In fact, for me, the strength of his poetics is not only that it offers a model for understanding the most difficult aspects of nature and human nature but also that it acknowledges, as Mackey says, the fact that war "exists not as something to be discussed or objected to...but as a witness to what resides in the heart, a writing-on-the-wall to be read by the light of the poem." This idea of Duncan's--that war resides within, that myth is relevant, and that we are subject to deeper "orders"--is often missed by the approach embodied by Levertov's "anti-war" stance, (an "anti-" anything stance is defined, and therefore consumed, by the word after the hyphen). And, I think, one must recognize the destructive aspect of creation demonstrated by the damning picture of the artist Gassire's lute paints.

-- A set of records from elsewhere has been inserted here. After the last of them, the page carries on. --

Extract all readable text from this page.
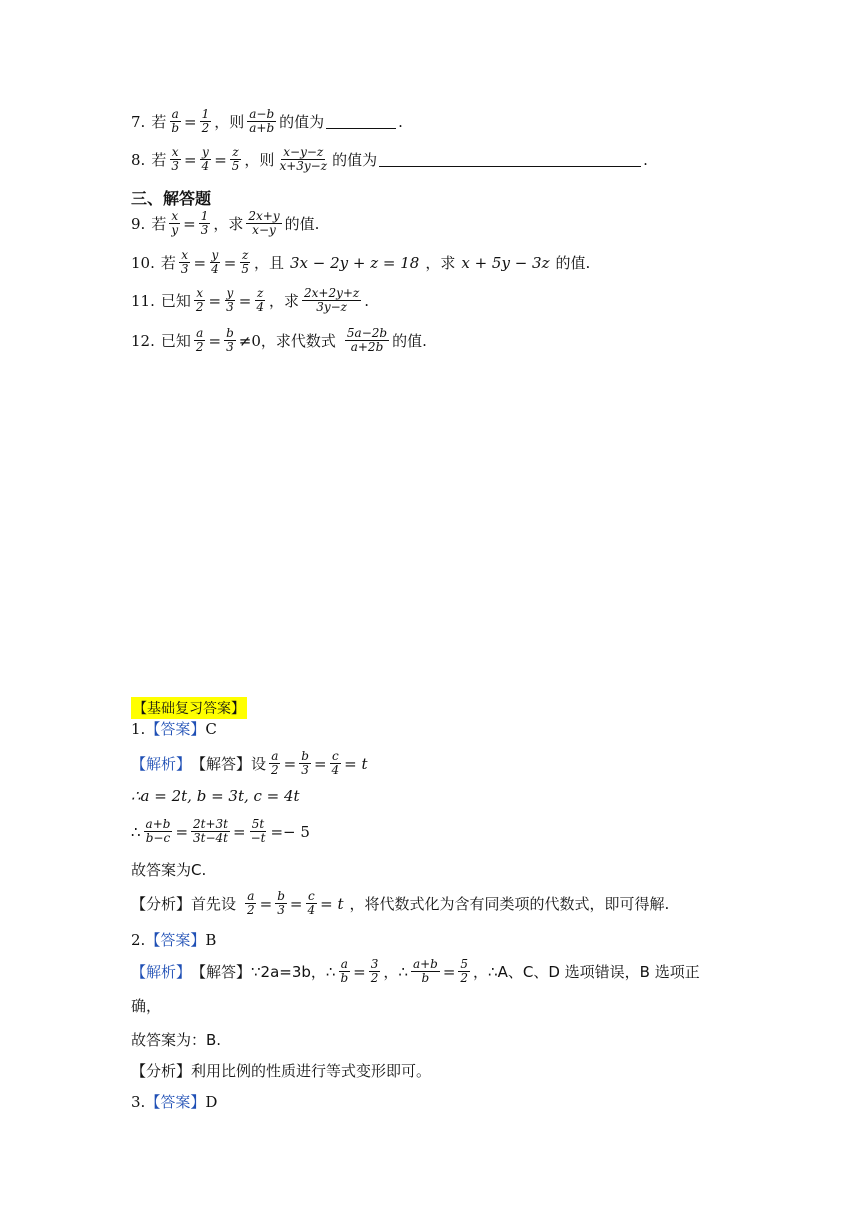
7. 若 $\frac{a}{b} = \frac{1}{2}$ ， 则 $\frac{a-b}{a+b}$ 的值为	.
8. 若 $\frac{x}{3} = \frac{y}{4} = \frac{z}{5}$ ， 则 $\frac{x-y-z}{x+3y-z}$ 的值为	.
三、解答题
9. 若 $\frac{x}{y} = \frac{1}{3}$ ， 求 $\frac{2x+y}{x-y}$ 的值.
10. 若 $\frac{x}{3} = \frac{y}{4} = \frac{z}{5}$ ， 且 3x − 2y + z = 18 ， 求 x + 5y − 3z 的值.
11. 已知 $\frac{x}{2} = \frac{y}{3} = \frac{z}{4}$ ， 求 $\frac{2x+2y+z}{3y-z}$ .
12. 已知 $\frac{a}{2} = \frac{b}{3} \ne 0$，求代数式 $\frac{5a-2b}{a+2b}$ 的值.
【基础复习答案】
1. 【答案】 C
【解析】 【解答】设 $\frac{a}{2} = \frac{b}{3} = \frac{c}{4} = t$
∴a = 2t, b = 3t, c = 4t
∴ $\frac{a+b}{b-c} = \frac{2t+3t}{3t-4t} = \frac{5t}{-t} =- 5$
故答案为C.
【分析】首先设 $\frac{a}{2} = \frac{b}{3} = \frac{c}{4} = t$ ，将代数式化为含有同类项的代数式，即可得解.
2. 【答案】 B
【解析】 【解答】∵2a=3b，∴ $\frac{a}{b} = \frac{3}{2}$ ，∴ $\frac{a+b}{b} = \frac{5}{2}$ ，∴A、C、D 选项错误，B 选项正
确，
故答案为：B.
【分析】利用比例的性质进行等式变形即可。
3. 【答案】 D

But Duncan brings his larger, cosmological view to bear on more pressing matters as well and often wrote directly about (or "from" or "through") current events, politicians, the war, etc.--which led to a certain pathos in speaking from the conditions he lamented. His poetics allowed him to address these concerns from a deep well, and yield a deep understanding, even if at times it left him, as Mackey writes, "caught between morality and cosmology, between outrage at human evil and a "higher" understanding of evil's place in the scheme of things."
Mackey's writing is helpful in illustrating issues of power in poetics as well. He talks about Olson's "crave" for power, where poetry is "a rival government" (of which Olson would be king) and Duncan, too, made huge claims for the position of the poet. I think this is, in many ways, delusional. Olson claimed a sense of the righteously poetic by his willing renunciation of power, and Duncan sometimes claimed a similar position in The H.D. Book, though they both held considerable influence in their spheres. But being "in" or "out" isn't enough for me. What matters to me is what one chooses to surrender to. The danger (and Mackey touches on this with Olson, Duncan and Pound) is surrendering to nothing more than vanity--just as, perhaps, our president hears the voice of God in the conceits of his own mind. I don't know what God is telling me or anyone else but I hope never to find out; I hope that the world is always in a sense of becoming, rather than completion, that the world remains an open place, that I will always dwell in Emily Dickinson's possibility.